The Kings arrived late, Janice Rothschild remembered. As far as the hosts were concerned, there was no need for explanation. Still, she continued, ‘Martin apologized anyhow and explained that they had been delayed trying to find our house.’ It seems the Kings were forced to knock on doors to get directions. ‘As Martin told us this, he quickly added, ‘But we were careful not to embarrass you with your neighbors. I let Coretta go to the door so they’d think we were just coming to serve a party.’ Janice added, ‘I still get a lump in my throat when I think of it. (281)

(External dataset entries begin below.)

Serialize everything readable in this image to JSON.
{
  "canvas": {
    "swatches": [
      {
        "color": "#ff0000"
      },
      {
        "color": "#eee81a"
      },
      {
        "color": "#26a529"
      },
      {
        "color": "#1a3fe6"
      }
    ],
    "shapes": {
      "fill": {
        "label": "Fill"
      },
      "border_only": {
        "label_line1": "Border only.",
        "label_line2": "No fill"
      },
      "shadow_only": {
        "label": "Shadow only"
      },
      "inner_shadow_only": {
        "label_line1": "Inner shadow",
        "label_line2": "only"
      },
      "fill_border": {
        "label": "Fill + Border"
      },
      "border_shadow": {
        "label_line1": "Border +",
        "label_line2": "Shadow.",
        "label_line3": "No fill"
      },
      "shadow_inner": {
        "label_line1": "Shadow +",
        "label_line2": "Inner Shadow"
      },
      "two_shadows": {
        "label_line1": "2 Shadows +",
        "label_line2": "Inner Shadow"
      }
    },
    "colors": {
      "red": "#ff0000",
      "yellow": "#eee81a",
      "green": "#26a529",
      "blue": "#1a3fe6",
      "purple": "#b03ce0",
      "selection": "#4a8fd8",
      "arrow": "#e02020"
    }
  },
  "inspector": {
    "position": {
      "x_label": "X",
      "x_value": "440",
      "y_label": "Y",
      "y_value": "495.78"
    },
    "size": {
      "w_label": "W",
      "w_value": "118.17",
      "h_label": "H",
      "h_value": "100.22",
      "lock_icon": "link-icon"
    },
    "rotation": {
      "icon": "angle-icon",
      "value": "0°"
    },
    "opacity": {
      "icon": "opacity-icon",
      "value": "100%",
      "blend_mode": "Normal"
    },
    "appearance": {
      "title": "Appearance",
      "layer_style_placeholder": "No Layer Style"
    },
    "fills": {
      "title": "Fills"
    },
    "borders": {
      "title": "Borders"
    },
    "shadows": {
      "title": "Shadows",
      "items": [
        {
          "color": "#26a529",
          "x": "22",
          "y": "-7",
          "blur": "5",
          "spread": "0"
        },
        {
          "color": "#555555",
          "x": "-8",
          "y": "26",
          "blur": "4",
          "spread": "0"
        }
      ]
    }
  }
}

From there, Rieder moves on without explicating the Kings’ actions or Mrs. Rothschild’s lump. For me, this account provides great insight into King’s understanding of race in America. Though King accepted the Rothschild’s invitation, he did not interpret their offer as anything more than that. King did not assume that he and Mrs. King had suddenly been invited into a world of racial tolerance. Instead of discounting all that he knew and understood about race, King drew upon this knowledge in order to safely reach his goal of dining in the Rothschild’s home. Once there, King set out to allay Mrs. Rothschild’s fears that his actions would reflect badly upon her. Thus, King’s analysis of race helped to script or to craft the plot of his compassion. Given this interpretation, I’m not sure what to make of the lump in Mrs. Rothschild’s throat. Does it signal shame for what King understood about fears she thought were secret? Is it a sign of her witness to King’s goodness? Does it represent her desire to change the past so as to be as invested in King’s feelings as he was with hers?

King’s actions in this instance provide a model for confronting a truth about race that James Baldwin offered his nephew in 1963: “You were born into a society which spelled out with brutal clarity, and in as many ways as possible, that you were a worthless human being.” Neither Baldwin nor King suggest using this reading of the world as the basis for a lesson plan designed to disprove widely held ideas about blackness. In King’s case, he uses what he understands about race to author a response that would allow him to achieve his goals. It would have been interesting for Rieder to have probed what those might have been. What did King find so worthwhile about accepting an invitation whose subtext demanded a deferential posture? Without knowing King’s goals beyond dining with the Rothschilds in their home and supporting the racial narrative they may well have been enacting, King’s actions suggest he was not diminished by presumptions regarding his identity. His grace and compassion exemplify such an insight. Rather than surrender the power to name himself, King pronounced that he held sole authority in this regard. Therefore, King’s authority is instructive because it teaches us that being free requires knowledge of the past and an effective strategy for using that knowledge to survive. Freedom requires conceptualizing new terms for defining worthwhile experiences and rejecting the ones coming from a culture that considers you worthless. Assuming the integrity of those terms has lethal consequences for black people in America. To that end, freedom depends on one’s ability to craft meaningful terms for living a good life that others are bound to respect. Freedom requires naming, not rocking a hoodie.